In the web setting, this SSL 3.0 weakness can be exploited by a man in the middle attacker to decrypt “secure” HTTP cookies, using techniques from the BEAST attack. To launch the POODLE attack, run a JavaScript agent on http://example.com (Evil site) to get the victim’s browser to send cookie bearing HTTPS requests to https://example.com, and intercept and modify the SSL records sent by the browser in such a way that there’s a non-negligible chance that example.com will accept the modified record.

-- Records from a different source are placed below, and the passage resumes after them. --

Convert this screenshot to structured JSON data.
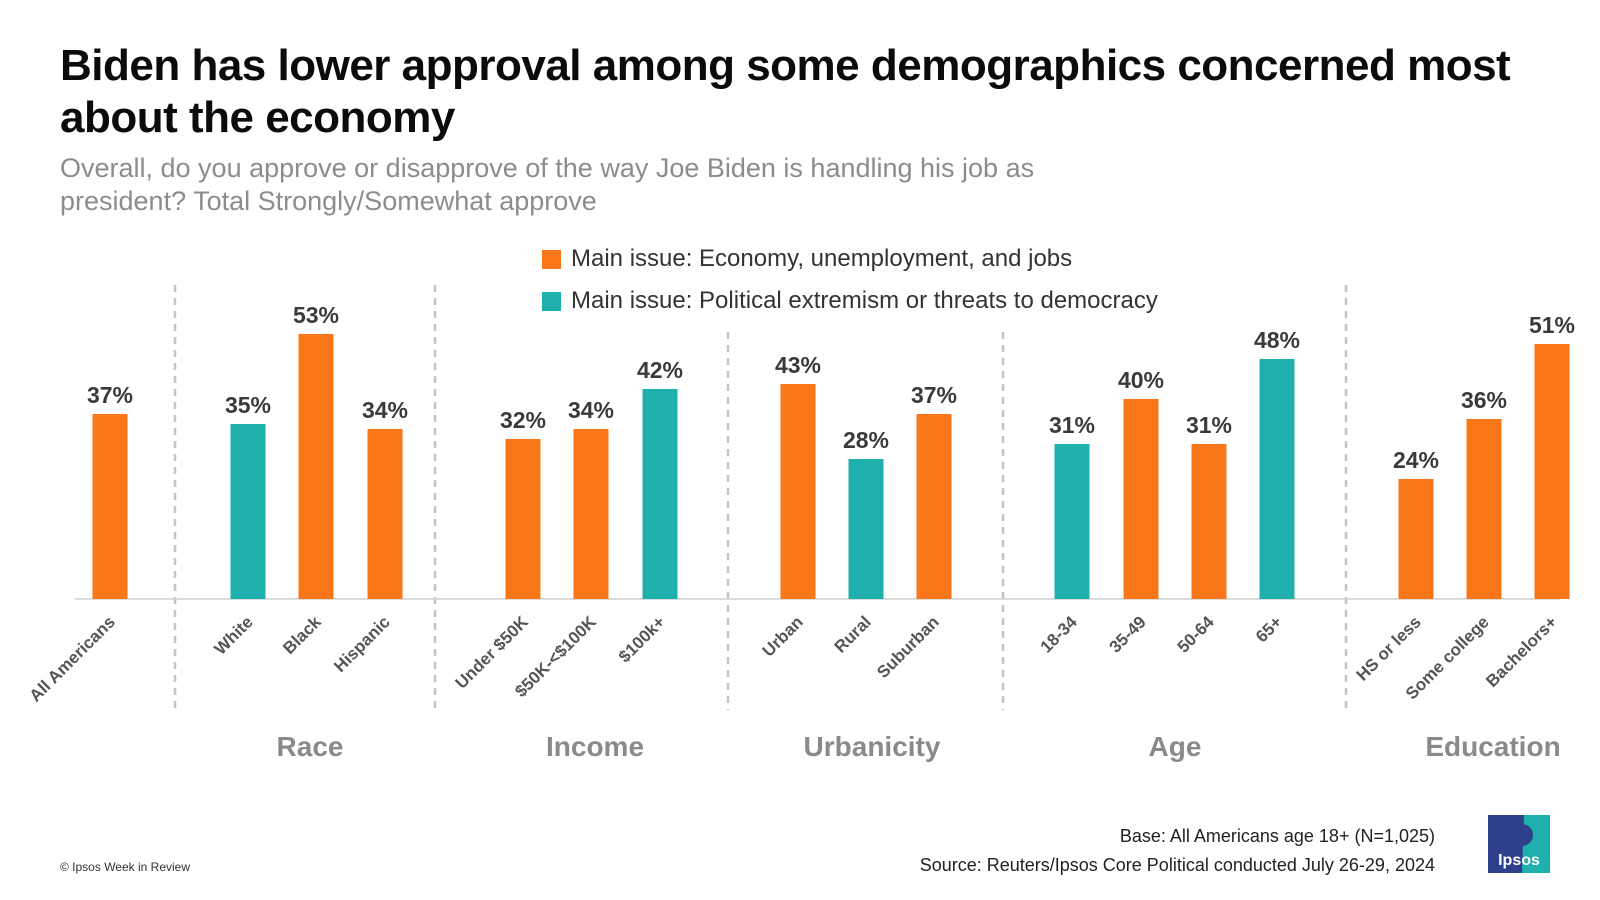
{
  "title": "Biden has lower approval among some demographics concerned most about the economy",
  "subtitle": "Overall, do you approve or disapprove of the way Joe Biden is handling his job as president? Total Strongly/Somewhat approve",
  "legend": [
    {
      "label": "Main issue: Economy, unemployment, and jobs",
      "color": "#f97718"
    },
    {
      "label": "Main issue: Political extremism or threats to democracy",
      "color": "#1fb0ae"
    }
  ],
  "chart_data": {
    "type": "bar",
    "title": "Biden has lower approval among some demographics concerned most about the economy",
    "ylim": [
      0,
      60
    ],
    "grid": false,
    "legend_position": "top-center",
    "categories": [
      "All Americans",
      "White",
      "Black",
      "Hispanic",
      "Under $50K",
      "$50K-<$100K",
      "$100k+",
      "Urban",
      "Rural",
      "Suburban",
      "18-34",
      "35-49",
      "50-64",
      "65+",
      "HS or less",
      "Some college",
      "Bachelors+"
    ],
    "values": [
      37,
      35,
      53,
      34,
      32,
      34,
      42,
      43,
      28,
      37,
      31,
      40,
      31,
      48,
      24,
      36,
      51
    ],
    "value_labels": [
      "37%",
      "35%",
      "53%",
      "34%",
      "32%",
      "34%",
      "42%",
      "43%",
      "28%",
      "37%",
      "31%",
      "40%",
      "31%",
      "48%",
      "24%",
      "36%",
      "51%"
    ],
    "main_issue": [
      "economy",
      "democracy",
      "economy",
      "economy",
      "economy",
      "economy",
      "democracy",
      "economy",
      "democracy",
      "economy",
      "democracy",
      "economy",
      "economy",
      "democracy",
      "economy",
      "economy",
      "economy"
    ],
    "groups": [
      {
        "name": "",
        "categories": [
          "All Americans"
        ]
      },
      {
        "name": "Race",
        "categories": [
          "White",
          "Black",
          "Hispanic"
        ]
      },
      {
        "name": "Income",
        "categories": [
          "Under $50K",
          "$50K-<$100K",
          "$100k+"
        ]
      },
      {
        "name": "Urbanicity",
        "categories": [
          "Urban",
          "Rural",
          "Suburban"
        ]
      },
      {
        "name": "Age",
        "categories": [
          "18-34",
          "35-49",
          "50-64",
          "65+"
        ]
      },
      {
        "name": "Education",
        "categories": [
          "HS or less",
          "Some college",
          "Bachelors+"
        ]
      }
    ],
    "colors": {
      "economy": "#f97718",
      "democracy": "#1fb0ae"
    }
  },
  "footer": {
    "copyright": "© Ipsos Week in Review",
    "base": "Base:  All Americans age 18+ (N=1,025)",
    "source": "Source: Reuters/Ipsos Core Political conducted July 26-29, 2024",
    "logo_text": "Ipsos"
  }
}
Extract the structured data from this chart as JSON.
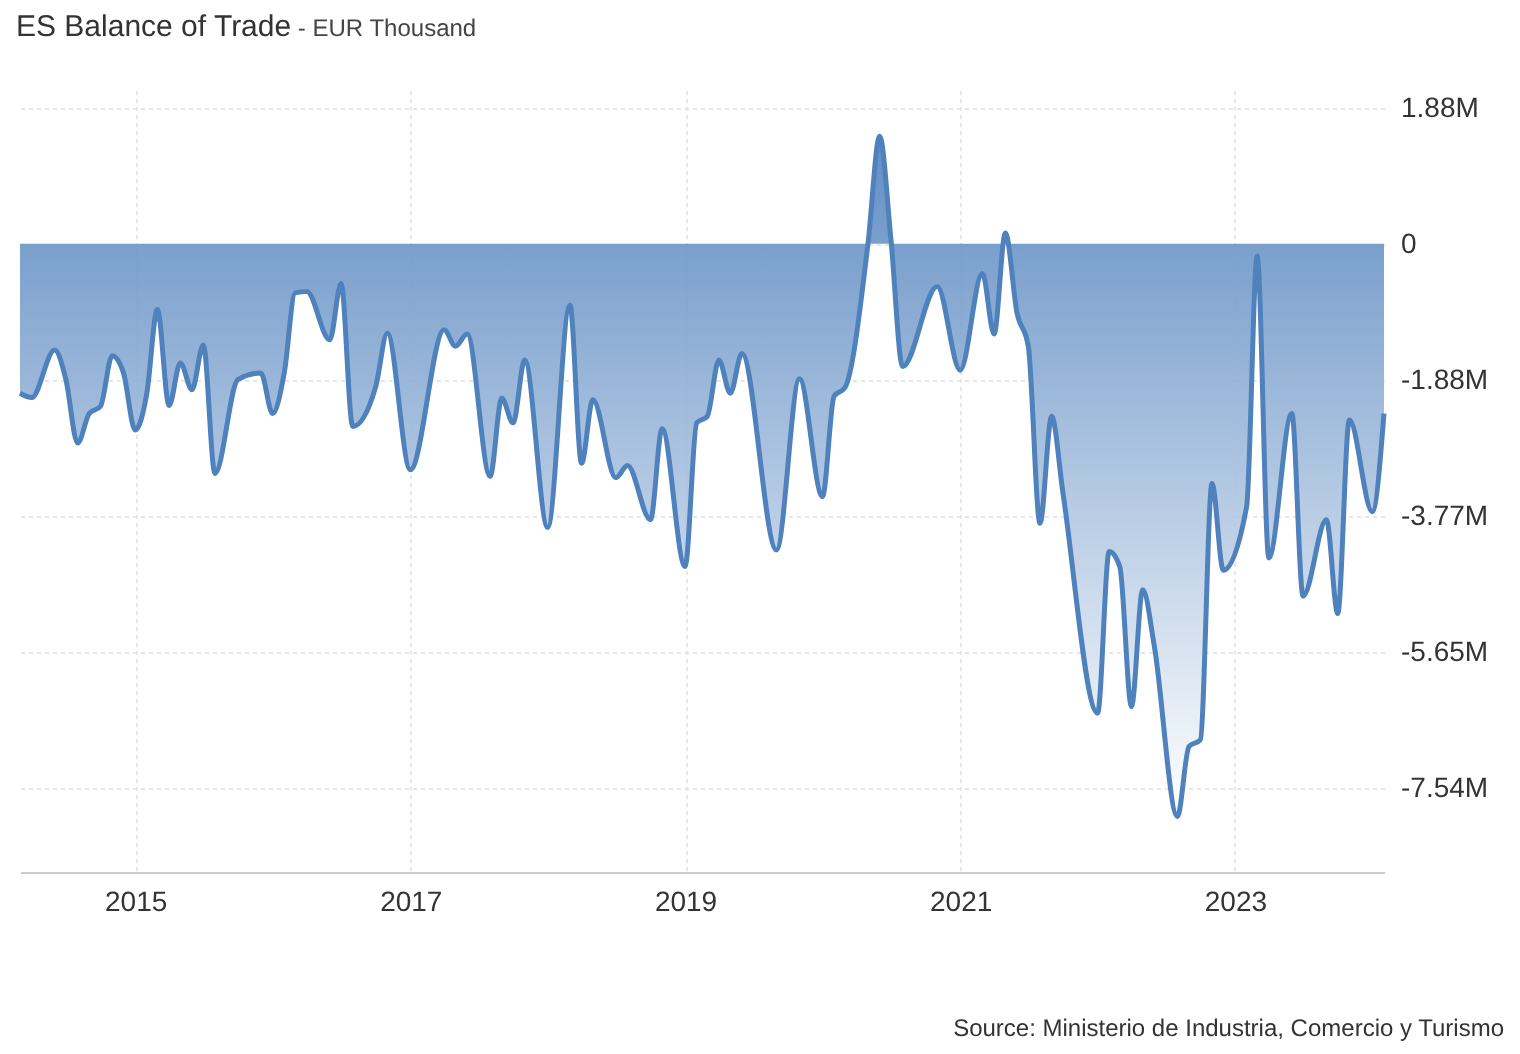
{
  "chart_data": {
    "type": "area",
    "title": "ES Balance of Trade",
    "subtitle": "- EUR Thousand",
    "annotations": [
      "Source: Ministerio de Industria, Comercio y Turismo"
    ],
    "x": [
      "2014-03",
      "2014-04",
      "2014-06",
      "2014-07",
      "2014-08",
      "2014-09",
      "2014-10",
      "2014-11",
      "2014-12",
      "2015-01",
      "2015-02",
      "2015-03",
      "2015-04",
      "2015-05",
      "2015-06",
      "2015-07",
      "2015-08",
      "2015-10",
      "2015-12",
      "2016-01",
      "2016-02",
      "2016-03",
      "2016-04",
      "2016-06",
      "2016-07",
      "2016-08",
      "2016-10",
      "2016-11",
      "2017-01",
      "2017-04",
      "2017-05",
      "2017-06",
      "2017-08",
      "2017-09",
      "2017-10",
      "2017-11",
      "2018-01",
      "2018-03",
      "2018-04",
      "2018-05",
      "2018-07",
      "2018-08",
      "2018-10",
      "2018-11",
      "2019-01",
      "2019-02",
      "2019-03",
      "2019-04",
      "2019-05",
      "2019-06",
      "2019-09",
      "2019-11",
      "2020-01",
      "2020-02",
      "2020-03",
      "2020-05",
      "2020-06",
      "2020-07",
      "2020-08",
      "2020-11",
      "2021-01",
      "2021-03",
      "2021-04",
      "2021-05",
      "2021-06",
      "2021-07",
      "2021-08",
      "2021-09",
      "2021-10",
      "2022-01",
      "2022-02",
      "2022-03",
      "2022-04",
      "2022-05",
      "2022-06",
      "2022-08",
      "2022-09",
      "2022-10",
      "2022-11",
      "2022-12",
      "2023-02",
      "2023-03",
      "2023-04",
      "2023-06",
      "2023-07",
      "2023-09",
      "2023-10",
      "2023-11",
      "2024-01",
      "2024-02"
    ],
    "series": [
      {
        "color": "#4f81bd",
        "values": [
          -2070000,
          -2130000,
          -1470000,
          -1880000,
          -2760000,
          -2350000,
          -2250000,
          -1550000,
          -1790000,
          -2580000,
          -2070000,
          -910000,
          -2240000,
          -1650000,
          -2020000,
          -1400000,
          -3180000,
          -1880000,
          -1790000,
          -2350000,
          -1790000,
          -680000,
          -660000,
          -1330000,
          -550000,
          -2530000,
          -1980000,
          -1240000,
          -3130000,
          -1190000,
          -1420000,
          -1250000,
          -3220000,
          -2140000,
          -2480000,
          -1610000,
          -3930000,
          -850000,
          -3040000,
          -2160000,
          -3240000,
          -3070000,
          -3820000,
          -2560000,
          -4470000,
          -2480000,
          -2390000,
          -1610000,
          -2070000,
          -1520000,
          -4240000,
          -1870000,
          -3500000,
          -2110000,
          -1990000,
          0,
          1490000,
          60000,
          -1700000,
          -590000,
          -1750000,
          -410000,
          -1250000,
          150000,
          -960000,
          -1420000,
          -3870000,
          -2390000,
          -3450000,
          -6500000,
          -4260000,
          -4470000,
          -6410000,
          -4790000,
          -5580000,
          -7930000,
          -6960000,
          -6870000,
          -3320000,
          -4520000,
          -3640000,
          -170000,
          -4350000,
          -2350000,
          -4880000,
          -3820000,
          -5120000,
          -2440000,
          -3710000,
          -2350000
        ]
      }
    ],
    "xlim": [
      "2014-03",
      "2024-02"
    ],
    "xticks": [
      "2015",
      "2017",
      "2019",
      "2021",
      "2023"
    ],
    "ylim": [
      -8700000,
      2130000
    ],
    "yticks": [
      {
        "value": 1885000,
        "label": "1.88M"
      },
      {
        "value": 0,
        "label": "0"
      },
      {
        "value": -1885000,
        "label": "-1.88M"
      },
      {
        "value": -3770000,
        "label": "-3.77M"
      },
      {
        "value": -5655000,
        "label": "-5.65M"
      },
      {
        "value": -7540000,
        "label": "-7.54M"
      }
    ],
    "grid": true
  }
}
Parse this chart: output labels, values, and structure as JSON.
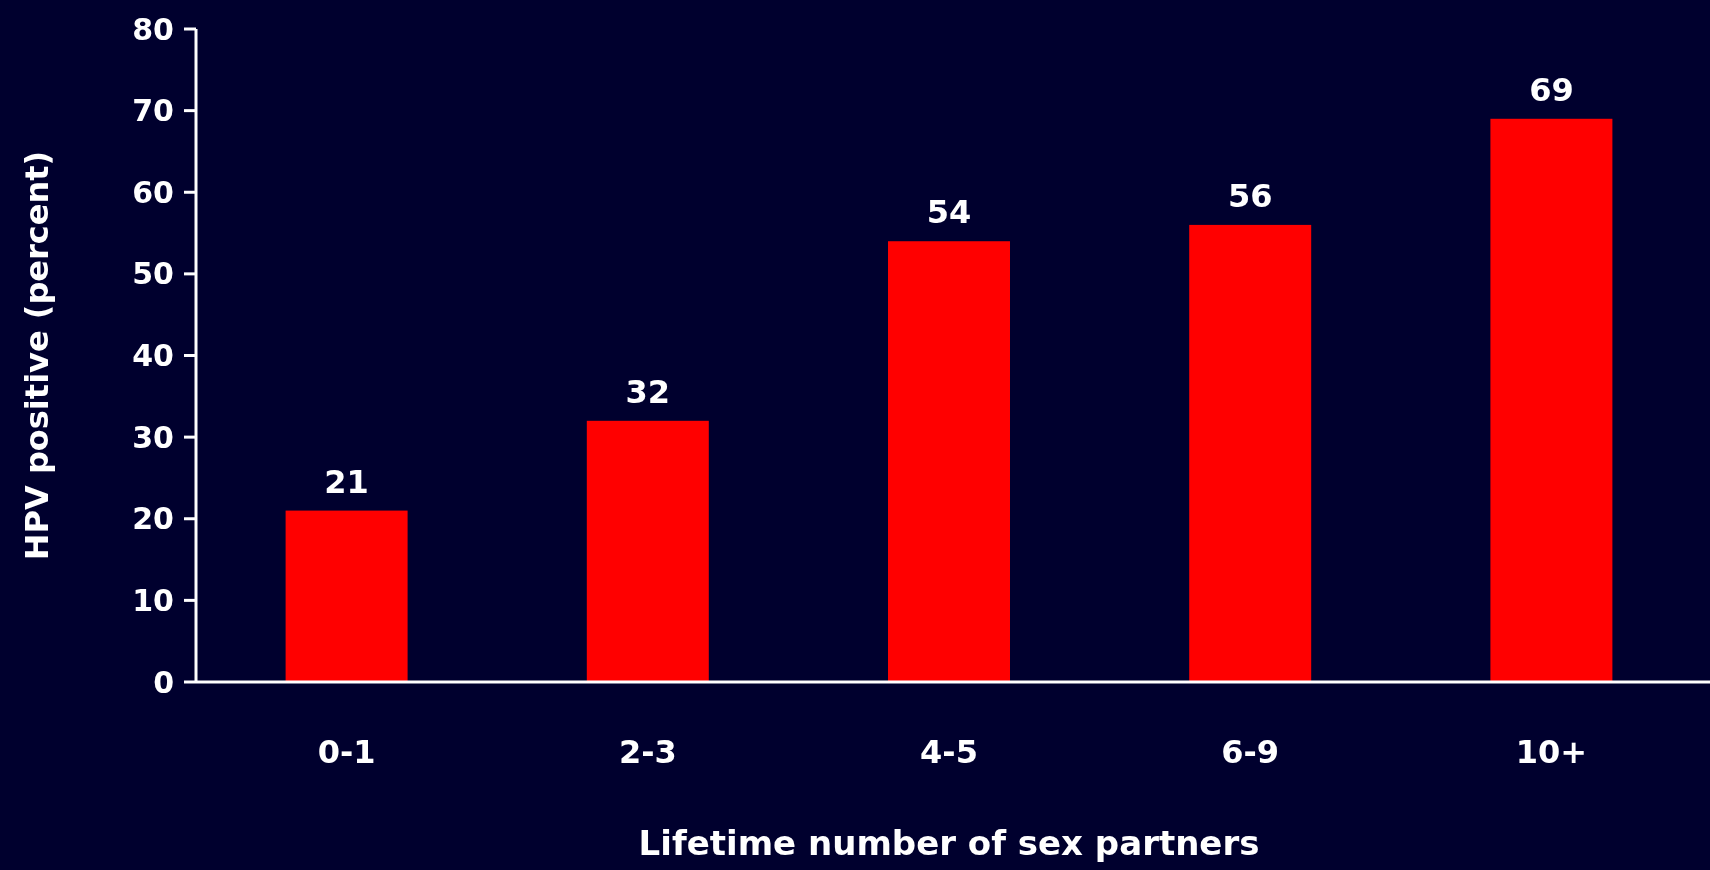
{
  "chart_data": {
    "type": "bar",
    "xlabel": "Lifetime number of sex partners",
    "ylabel": "HPV positive (percent)",
    "categories": [
      "0-1",
      "2-3",
      "4-5",
      "6-9",
      "10+"
    ],
    "values": [
      21,
      32,
      54,
      56,
      69
    ],
    "color": "#ff0000",
    "ylim": [
      0,
      80
    ],
    "yticks": [
      0,
      10,
      20,
      30,
      40,
      50,
      60,
      70,
      80
    ],
    "data_labels": true
  }
}
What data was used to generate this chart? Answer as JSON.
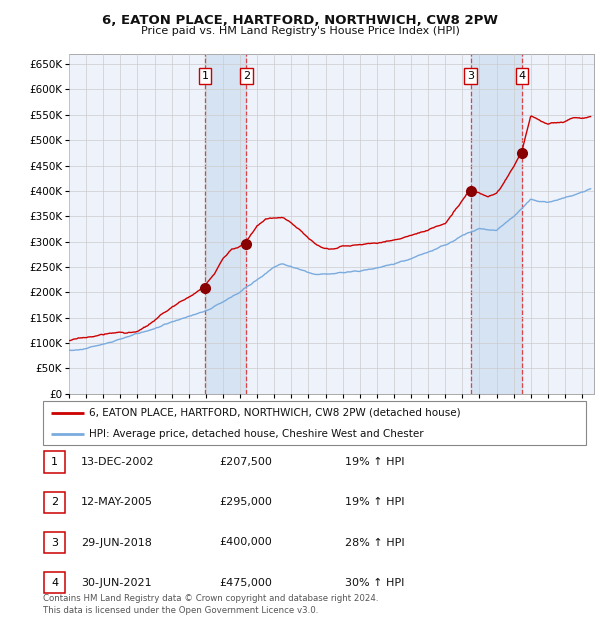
{
  "title1": "6, EATON PLACE, HARTFORD, NORTHWICH, CW8 2PW",
  "title2": "Price paid vs. HM Land Registry's House Price Index (HPI)",
  "ylim": [
    0,
    670000
  ],
  "xlim_start": 1995.0,
  "xlim_end": 2025.7,
  "yticks": [
    0,
    50000,
    100000,
    150000,
    200000,
    250000,
    300000,
    350000,
    400000,
    450000,
    500000,
    550000,
    600000,
    650000
  ],
  "ytick_labels": [
    "£0",
    "£50K",
    "£100K",
    "£150K",
    "£200K",
    "£250K",
    "£300K",
    "£350K",
    "£400K",
    "£450K",
    "£500K",
    "£550K",
    "£600K",
    "£650K"
  ],
  "xticks": [
    1995,
    1996,
    1997,
    1998,
    1999,
    2000,
    2001,
    2002,
    2003,
    2004,
    2005,
    2006,
    2007,
    2008,
    2009,
    2010,
    2011,
    2012,
    2013,
    2014,
    2015,
    2016,
    2017,
    2018,
    2019,
    2020,
    2021,
    2022,
    2023,
    2024,
    2025
  ],
  "background_color": "#ffffff",
  "grid_color": "#cccccc",
  "plot_bg_color": "#eef2fb",
  "red_line_color": "#cc0000",
  "blue_line_color": "#7aabde",
  "dashed_line_color": "#dd3333",
  "shade_color": "#ccddf0",
  "sale_points": [
    {
      "label": 1,
      "date": 2002.95,
      "price": 207500
    },
    {
      "label": 2,
      "date": 2005.37,
      "price": 295000
    },
    {
      "label": 3,
      "date": 2018.49,
      "price": 400000
    },
    {
      "label": 4,
      "date": 2021.49,
      "price": 475000
    }
  ],
  "legend_line1": "6, EATON PLACE, HARTFORD, NORTHWICH, CW8 2PW (detached house)",
  "legend_line2": "HPI: Average price, detached house, Cheshire West and Chester",
  "table_rows": [
    {
      "num": "1",
      "date": "13-DEC-2002",
      "price": "£207,500",
      "hpi": "19% ↑ HPI"
    },
    {
      "num": "2",
      "date": "12-MAY-2005",
      "price": "£295,000",
      "hpi": "19% ↑ HPI"
    },
    {
      "num": "3",
      "date": "29-JUN-2018",
      "price": "£400,000",
      "hpi": "28% ↑ HPI"
    },
    {
      "num": "4",
      "date": "30-JUN-2021",
      "price": "£475,000",
      "hpi": "30% ↑ HPI"
    }
  ],
  "footer": "Contains HM Land Registry data © Crown copyright and database right 2024.\nThis data is licensed under the Open Government Licence v3.0."
}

If the modified record is accepted, the attacker can decrypt one byte of the cookies.

The attacker controls both the request path and the request body, and thus can induce requests such that the following two conditions hold:

● The padding fills an entire block.

● The cookies’ first as of yet unknown byte appears as the final byte in an earlier block.

Recommendations:

• The attack described above requires an SSL 3.0 connection to be established, so disabling the SSL 3.0 protocol in the client or in the server (or both) will completely avoid it.
• Disabling SSL 3.0 entirely right away may not be practical if it is needed occasionally to work with legacy systems. So, it is advisable to implement TLS_FALLBACK_SCSV on browser and server, which will make downgrade attacks impossible.